I’ve spent weeks reflecting on why that word crushed me as it did, why it evoked the opposite of its intention, that of encouragement, optimism, possibility. I remember the desolation that washed over me, the certainty that no matter the outcome of this latest challenge, this particular piece of shitty, that there would be more to come; that after all these years nothing has become easier, we are still battling a war we can’t win. We are still only at hopefully.
And hopefully isn’t enough where your child is concerned, yet that’s what we’ve been working with for years. Now my longstanding fear that we’d lose my beautiful, bright and loving son to an institution was an actual possibility. The shadowy menace held in the dark of my heart had taken shape, ready and waiting.
Autism is years of hopefullys, of fervent, desperate prayers that the next situation, or therapy, or medication, will make a difference, only to face again the inescapable truth that the disorder is lifelong. “Hopefully” had turned on me, and I hid in my insulated bubble of mute fear for weeks as the situation unfolded, paralyzed, unable to write, or even discuss it with family or friends.
It had beaten me. I was done.
Except we don’t get to be done when we’re parents.
To explain the bureaucracy involved in the resolution of this crisis would take pages, and this blog is too long already. Suffice it to say that things got worse before they got better. The neighbors whose house Daniel had busted into back in March had called the police, and eventually the local newspaper. Articles were published calling my son’s actions a “home invasion,” which left the occupant “traumatized.” Readers commented online, including one who opined that people “like that” should not be allowed in the community but in institutions where they belong.

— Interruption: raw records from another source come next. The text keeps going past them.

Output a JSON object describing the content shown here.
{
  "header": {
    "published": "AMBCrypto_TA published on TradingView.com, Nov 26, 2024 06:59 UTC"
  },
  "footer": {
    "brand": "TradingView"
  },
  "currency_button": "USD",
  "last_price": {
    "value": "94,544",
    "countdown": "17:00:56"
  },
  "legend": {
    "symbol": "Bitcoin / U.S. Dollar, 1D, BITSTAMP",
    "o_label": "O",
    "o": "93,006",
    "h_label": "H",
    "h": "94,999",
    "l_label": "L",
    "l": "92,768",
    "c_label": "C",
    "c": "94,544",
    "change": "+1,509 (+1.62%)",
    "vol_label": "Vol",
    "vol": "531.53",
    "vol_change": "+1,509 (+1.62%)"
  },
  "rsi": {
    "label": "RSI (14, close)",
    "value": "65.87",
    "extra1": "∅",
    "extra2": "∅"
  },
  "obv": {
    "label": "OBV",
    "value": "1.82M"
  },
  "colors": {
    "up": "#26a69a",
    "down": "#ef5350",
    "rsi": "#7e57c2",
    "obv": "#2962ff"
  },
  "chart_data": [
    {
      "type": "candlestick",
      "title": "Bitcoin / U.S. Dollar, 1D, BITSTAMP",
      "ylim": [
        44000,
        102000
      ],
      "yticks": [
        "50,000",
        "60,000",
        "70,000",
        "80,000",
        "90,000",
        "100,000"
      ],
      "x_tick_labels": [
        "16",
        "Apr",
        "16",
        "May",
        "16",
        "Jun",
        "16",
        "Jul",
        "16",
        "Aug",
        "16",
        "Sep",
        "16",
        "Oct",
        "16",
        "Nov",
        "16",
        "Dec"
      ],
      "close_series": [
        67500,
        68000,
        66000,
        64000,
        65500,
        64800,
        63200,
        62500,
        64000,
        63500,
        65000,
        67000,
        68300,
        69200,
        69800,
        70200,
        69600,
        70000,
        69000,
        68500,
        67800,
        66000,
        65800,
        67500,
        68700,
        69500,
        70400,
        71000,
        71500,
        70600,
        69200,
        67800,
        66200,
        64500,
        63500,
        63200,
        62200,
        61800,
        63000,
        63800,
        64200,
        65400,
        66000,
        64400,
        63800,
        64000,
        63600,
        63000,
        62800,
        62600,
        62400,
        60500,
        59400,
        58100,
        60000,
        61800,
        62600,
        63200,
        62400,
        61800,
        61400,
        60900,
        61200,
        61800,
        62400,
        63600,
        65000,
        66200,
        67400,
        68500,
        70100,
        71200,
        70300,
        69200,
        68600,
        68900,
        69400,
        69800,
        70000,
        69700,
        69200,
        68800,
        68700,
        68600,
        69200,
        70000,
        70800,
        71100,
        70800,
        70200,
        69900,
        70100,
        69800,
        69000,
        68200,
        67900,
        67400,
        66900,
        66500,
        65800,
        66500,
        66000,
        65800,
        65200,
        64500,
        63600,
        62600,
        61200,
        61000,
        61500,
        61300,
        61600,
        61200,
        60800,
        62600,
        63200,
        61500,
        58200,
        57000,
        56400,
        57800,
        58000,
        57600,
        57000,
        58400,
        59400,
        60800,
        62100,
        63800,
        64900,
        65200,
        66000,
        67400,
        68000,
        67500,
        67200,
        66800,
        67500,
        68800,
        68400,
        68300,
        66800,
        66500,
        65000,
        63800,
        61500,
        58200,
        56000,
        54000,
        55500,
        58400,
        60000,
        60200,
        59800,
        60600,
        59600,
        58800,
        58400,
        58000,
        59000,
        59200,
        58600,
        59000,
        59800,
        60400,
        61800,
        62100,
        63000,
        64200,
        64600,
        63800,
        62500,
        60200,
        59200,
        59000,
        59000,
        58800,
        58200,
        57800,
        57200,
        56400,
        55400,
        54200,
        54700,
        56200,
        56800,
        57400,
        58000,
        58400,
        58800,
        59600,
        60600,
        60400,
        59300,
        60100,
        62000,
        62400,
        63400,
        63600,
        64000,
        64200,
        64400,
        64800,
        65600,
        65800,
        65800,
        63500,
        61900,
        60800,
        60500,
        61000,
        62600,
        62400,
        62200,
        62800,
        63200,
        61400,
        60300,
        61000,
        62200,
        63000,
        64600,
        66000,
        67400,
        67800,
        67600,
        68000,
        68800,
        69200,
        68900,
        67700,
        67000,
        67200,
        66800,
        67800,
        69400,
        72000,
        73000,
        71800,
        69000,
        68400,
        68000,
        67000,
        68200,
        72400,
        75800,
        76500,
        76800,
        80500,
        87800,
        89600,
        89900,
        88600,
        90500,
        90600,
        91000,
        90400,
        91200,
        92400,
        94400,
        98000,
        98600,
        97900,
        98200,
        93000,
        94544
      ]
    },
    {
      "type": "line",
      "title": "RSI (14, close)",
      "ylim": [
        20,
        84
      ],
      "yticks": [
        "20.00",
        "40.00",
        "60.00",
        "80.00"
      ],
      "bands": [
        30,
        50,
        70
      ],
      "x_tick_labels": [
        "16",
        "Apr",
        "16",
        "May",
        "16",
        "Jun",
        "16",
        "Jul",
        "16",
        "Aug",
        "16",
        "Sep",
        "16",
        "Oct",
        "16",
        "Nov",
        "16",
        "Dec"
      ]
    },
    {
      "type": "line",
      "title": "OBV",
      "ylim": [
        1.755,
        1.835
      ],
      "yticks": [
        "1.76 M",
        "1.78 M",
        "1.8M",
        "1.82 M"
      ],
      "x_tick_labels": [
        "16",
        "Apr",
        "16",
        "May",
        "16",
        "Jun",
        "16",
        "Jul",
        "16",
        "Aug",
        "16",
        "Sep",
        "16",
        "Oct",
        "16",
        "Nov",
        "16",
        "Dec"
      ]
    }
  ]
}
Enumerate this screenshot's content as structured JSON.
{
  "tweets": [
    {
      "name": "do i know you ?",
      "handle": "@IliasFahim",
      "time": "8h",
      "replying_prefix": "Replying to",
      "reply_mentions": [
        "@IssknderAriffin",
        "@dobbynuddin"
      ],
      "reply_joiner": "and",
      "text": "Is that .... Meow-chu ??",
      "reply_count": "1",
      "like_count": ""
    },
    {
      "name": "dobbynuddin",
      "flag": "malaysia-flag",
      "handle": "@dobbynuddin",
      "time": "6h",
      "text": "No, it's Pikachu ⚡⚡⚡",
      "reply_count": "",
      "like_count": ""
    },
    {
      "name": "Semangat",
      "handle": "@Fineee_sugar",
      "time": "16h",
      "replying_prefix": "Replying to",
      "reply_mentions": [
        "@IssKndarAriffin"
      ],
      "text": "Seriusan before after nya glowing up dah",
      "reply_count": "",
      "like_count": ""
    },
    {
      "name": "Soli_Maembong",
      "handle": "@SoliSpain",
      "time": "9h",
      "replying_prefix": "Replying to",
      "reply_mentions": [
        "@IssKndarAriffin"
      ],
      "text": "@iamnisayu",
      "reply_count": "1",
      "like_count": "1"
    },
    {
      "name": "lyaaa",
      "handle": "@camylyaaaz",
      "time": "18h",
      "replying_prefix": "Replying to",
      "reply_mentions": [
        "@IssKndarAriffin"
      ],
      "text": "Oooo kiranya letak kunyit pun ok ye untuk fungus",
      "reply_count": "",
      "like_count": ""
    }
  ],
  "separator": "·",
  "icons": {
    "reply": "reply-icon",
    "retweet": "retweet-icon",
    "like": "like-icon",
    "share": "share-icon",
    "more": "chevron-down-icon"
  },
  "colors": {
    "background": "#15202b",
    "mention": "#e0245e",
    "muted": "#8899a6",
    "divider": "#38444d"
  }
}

For several weeks it appeared that the only agency willing to accept our notorious son was a brand-new outfit in Fond du Lac, two hours further north, operating just one home, a dim, cramped, duplexed house with no fenced yard and owners comfortable with “restraint” when necessary.
It took two agonizing months, but in the end we got what we wanted. Andy tells me that I played it perfectly, breaking from my paralysis precisely when necessary to move the process toward our goal. I don’t know if that’s true, or if we were just lucky. The owner of our current agency reduced the service rate originally proposed, leaving the contract department no excuse to deny his placement in the alternative house. Daniel moved to his new, secure home a few days ago. He seems comfortable there, happy.
On that first awful night of Kristen’s call, Daniel’s father Jeff told me to hang in there. “Things always work out for Dan Man,” he reminded me. I don’t have such trust in a larger plan right now, unable to forget the fundamental truth that things didn’t work out so well for Daniel, that his life was royally screwed before he ever had a chance. I tell myself that I won’t be duped again.
A few weeks ago, though, Andy and I drove by the new house, which I’d toured but Andy hadn’t yet seen. It’s a tidy, light-filled home with a swing in the backyard. I can picture Daniel there, swaying gently as he blows his bubbles, shaded by the maple tree behind him, his aide Brittany by his side.
On our way back to the highway we passed a park where Daniel and I had shared a picnic two years ago, and without thinking I exclaimed, “Look! That’s where we came that first summer!” I laughed with exuberance. “Maybe, when things settle down, we can go there again…”
Hope remains resilient. Or so it seems.
My friends’ son survived the accident on the operating table, and is now a handsome, heathy 27-year-old.